A group of 17 students from Tianjin University and two high school students have developed a Microbial Fuel Cell (MFC) that can generate up to 80 hours of electricity after the addition of a spoonful of sugar.
The team of Chinese students adopted multi-cellular microbial consortia in their MFC to create a highly-efficient and stable electrical output, which won them a gold medal and the award for the best energy project at the 2015 International Genetically Engineered Machine (IGEM) Competition in September.
The research of single-strain MFC has been on it’s way for many years, but because of limited metabolic capacity and the strict requirement for cultivation, it has been difficult for a single species of electricigens to create highly-efficient electricity production.
Ling Wei, the leader of this team, a pharmaceutical engineering student, said that the most innovative part of their research was to genetically modify bacterial strains from three species, namely E. coli, Shewanella and B. subtilis,
into an Microbial Fuel Cell system.
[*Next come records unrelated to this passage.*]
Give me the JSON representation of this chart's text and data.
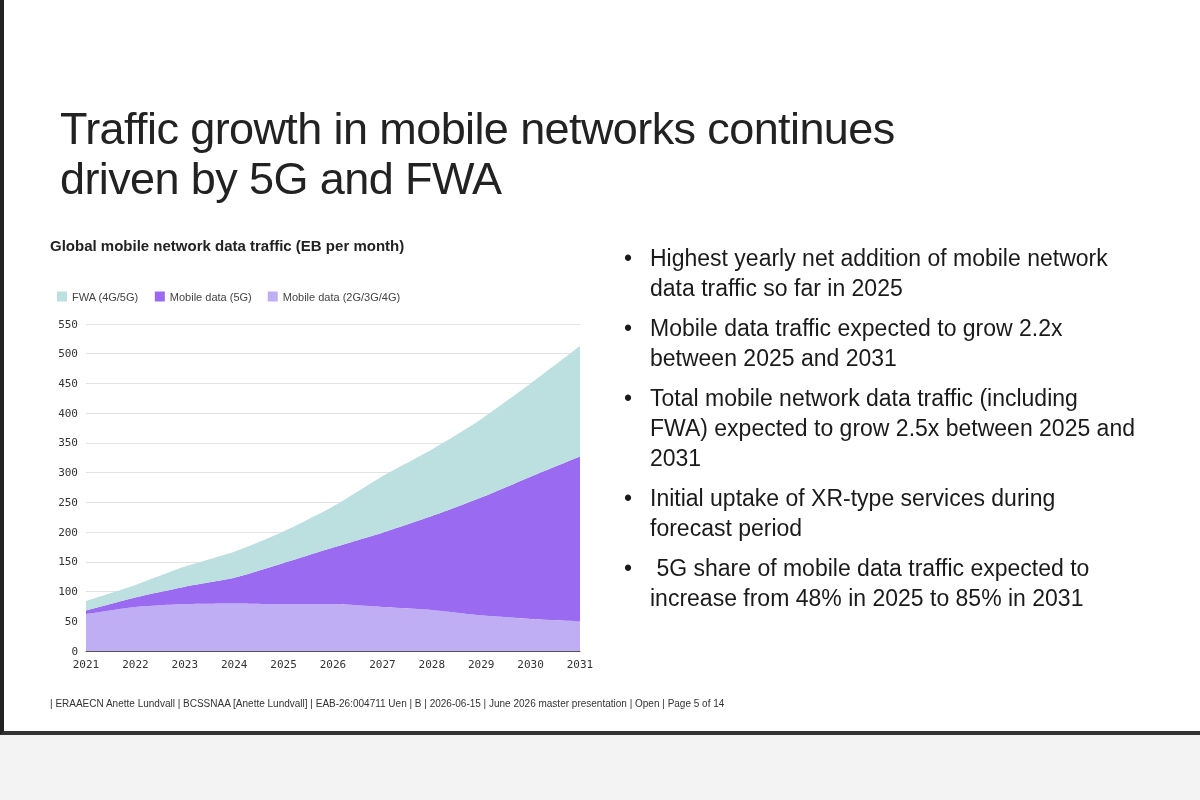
{
  "chart_data": {
    "type": "area",
    "title": "Traffic growth in mobile networks continues driven by 5G and FWA",
    "subtitle": "Global mobile network data traffic (EB per month)",
    "categories": [
      "2021",
      "2022",
      "2023",
      "2024",
      "2025",
      "2026",
      "2027",
      "2028",
      "2029",
      "2030",
      "2031"
    ],
    "series": [
      {
        "name": "Mobile data (2G/3G/4G)",
        "color": "#c0aef4",
        "values": [
          62,
          74,
          79,
          80,
          79,
          79,
          74,
          69,
          60,
          54,
          50
        ]
      },
      {
        "name": "Mobile data (5G)",
        "color": "#9a6af0",
        "values": [
          6,
          16,
          29,
          43,
          69,
          95,
          125,
          158,
          198,
          239,
          277
        ]
      },
      {
        "name": "FWA (4G/5G)",
        "color": "#bcdfe0",
        "values": [
          16,
          21,
          34,
          44,
          53,
          69,
          95,
          112,
          132,
          157,
          186
        ]
      }
    ],
    "stacked": true,
    "ylim": [
      0,
      550
    ],
    "yticks": [
      0,
      50,
      100,
      150,
      200,
      250,
      300,
      350,
      400,
      450,
      500,
      550
    ],
    "grid": "y",
    "legend": "top left",
    "marker": "none",
    "annotations": [
      "• Highest yearly net addition of mobile network data traffic so far in 2025",
      "• Mobile data traffic expected to grow 2.2x between 2025 and 2031",
      "• Total mobile network data traffic (including FWA) expected to grow 2.5x between 2025 and 2031",
      "• Initial uptake of XR-type services during forecast period",
      "•  5G share of mobile data traffic expected to increase from 48% in 2025 to 85% in 2031",
      "| ERAAECN Anette Lundvall | BCSSNAA [Anette Lundvall] | EAB-26:004711 Uen | B | 2026-06-15 | June 2026 master presentation | Open | Page 5 of 14"
    ]
  }
}
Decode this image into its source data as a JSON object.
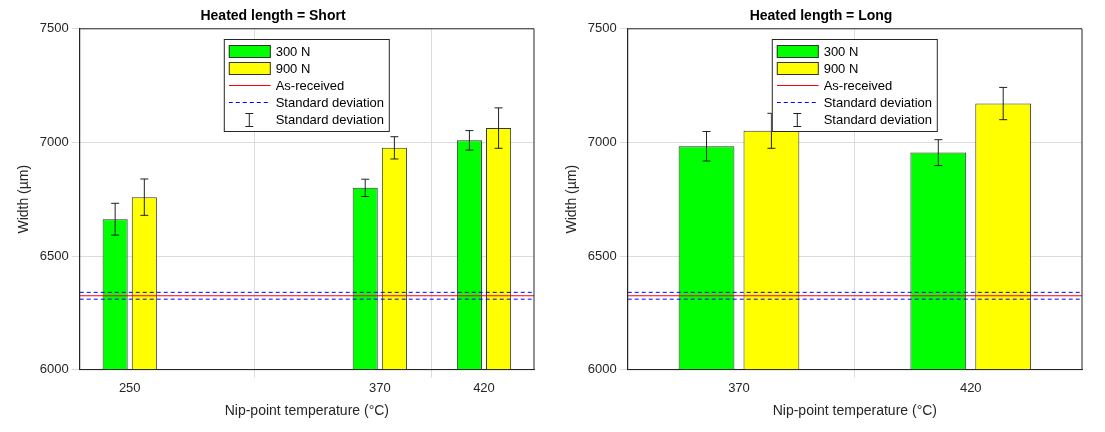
{
  "chart_data": [
    {
      "type": "bar",
      "title": "Heated length = Short",
      "xlabel": "Nip-point temperature (°C)",
      "ylabel": "Width (µm)",
      "x": [
        250,
        370,
        420
      ],
      "xlim": [
        226,
        444
      ],
      "xticks": [
        250,
        370,
        420
      ],
      "ylim": [
        6000,
        7500
      ],
      "yticks": [
        6000,
        6500,
        7000,
        7500
      ],
      "grid": true,
      "legend": "top",
      "series": [
        {
          "name": "300 N",
          "color": "#00ff00",
          "values": [
            6662,
            6800,
            7009
          ],
          "errors": [
            70,
            38,
            43
          ]
        },
        {
          "name": "900 N",
          "color": "#ffff00",
          "values": [
            6759,
            6976,
            7063
          ],
          "errors": [
            80,
            49,
            89
          ]
        }
      ],
      "ref_lines": [
        {
          "axis": "y",
          "value": 6325,
          "label": "As-received",
          "color": "#ff0000",
          "line_style": "solid"
        },
        {
          "axis": "y",
          "value": 6340,
          "label": "Standard deviation",
          "color": "#0000ff",
          "line_style": "dashed"
        },
        {
          "axis": "y",
          "value": 6310,
          "label": null,
          "color": "#0000ff",
          "line_style": "dashed"
        }
      ],
      "annotations": [
        "Standard deviation"
      ]
    },
    {
      "type": "bar",
      "title": "Heated length = Long",
      "xlabel": "Nip-point temperature (°C)",
      "ylabel": "Width (µm)",
      "x": [
        370,
        420
      ],
      "xlim": [
        346,
        444
      ],
      "xticks": [
        370,
        420
      ],
      "ylim": [
        6000,
        7500
      ],
      "yticks": [
        6000,
        6500,
        7000,
        7500
      ],
      "grid": true,
      "legend": "top",
      "series": [
        {
          "name": "300 N",
          "color": "#00ff00",
          "values": [
            6983,
            6955
          ],
          "errors": [
            65,
            57
          ]
        },
        {
          "name": "900 N",
          "color": "#ffff00",
          "values": [
            7051,
            7171
          ],
          "errors": [
            77,
            71
          ]
        }
      ],
      "ref_lines": [
        {
          "axis": "y",
          "value": 6325,
          "label": "As-received",
          "color": "#ff0000",
          "line_style": "solid"
        },
        {
          "axis": "y",
          "value": 6340,
          "label": "Standard deviation",
          "color": "#0000ff",
          "line_style": "dashed"
        },
        {
          "axis": "y",
          "value": 6310,
          "label": null,
          "color": "#0000ff",
          "line_style": "dashed"
        }
      ],
      "annotations": [
        "Standard deviation"
      ]
    }
  ]
}
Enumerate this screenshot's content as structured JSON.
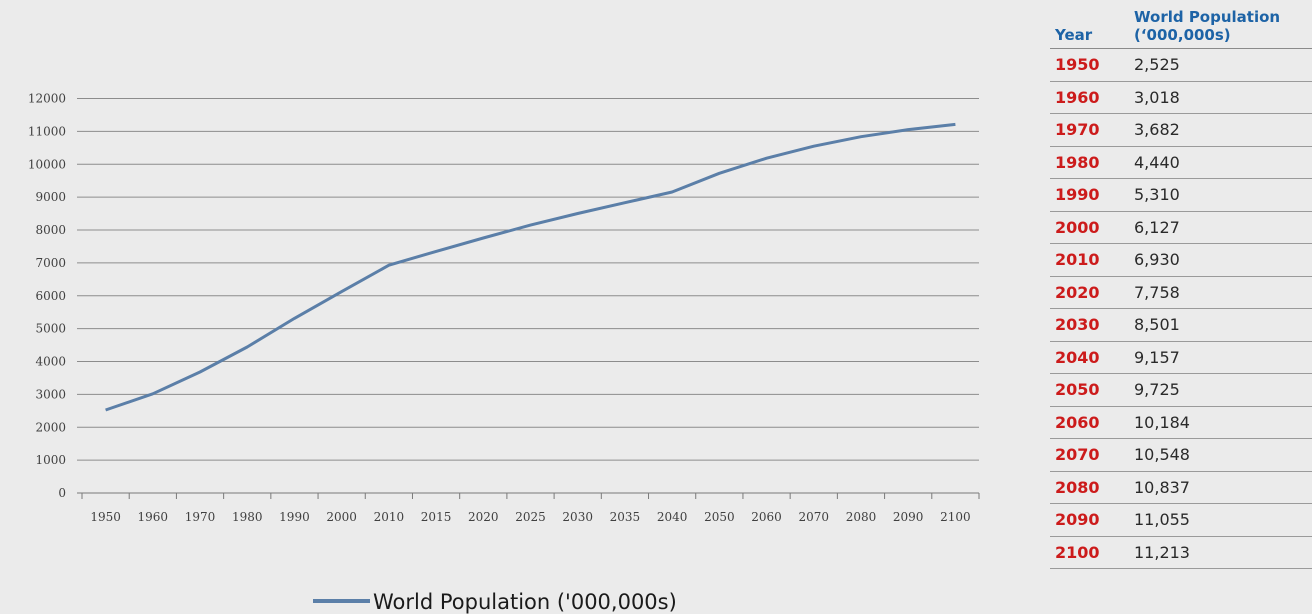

Ling also stated: “It is innovative because no one before has ever tried to make a microbial fuel cell (MFC) out of three species of microbes. In this way, we can replenish two elements that the electricigens need for electricity production by mixing different microbes, and it (our MFC) can reach a good level to generate electricity,”
In one discussion Ling told that, compared to existing wind, water and solar power methods, their co-cultured system is more stable regardless of weather conditions or location, bringing the possibilities of optimizing the method for future larger-scale power production.
Ling Wei also told that “new energies such as solar and wind power have a low conversion rate, and perhaps because we are not capable enough to make use of them, the rate can only reach 20 percent. In regard to our MFC, it can produce electricity in a highly-efficient way, and can convert inorganic substances like salt, together with simple glucose, into electricity efficiently.” After adding sugar or grass into the system the Microbial Fuel Cell that they are working on can now reach an output of 520 millivolts (mV) for more than 80 hours.
A biomechanical engineer called Liu Yue, which was a team adviser, said that the group has lofty expectations for their highly-efficient battery. Mr. Liu stated: “We hope to make the Microbial Fuel Cell much smaller, with longer electrical output and a larger quantity of electricity, so that it can be one of the new energies of the future, just like the lithium batteries we normally use in our daily life.”
Annually, a world’s top synthetic biology competition (called The IGEM) is held, and it is gathering the industry’s best students, educators and professionals to show their innovative new biologically-engineered systems that can tackle real world problems that grow bigger by the year.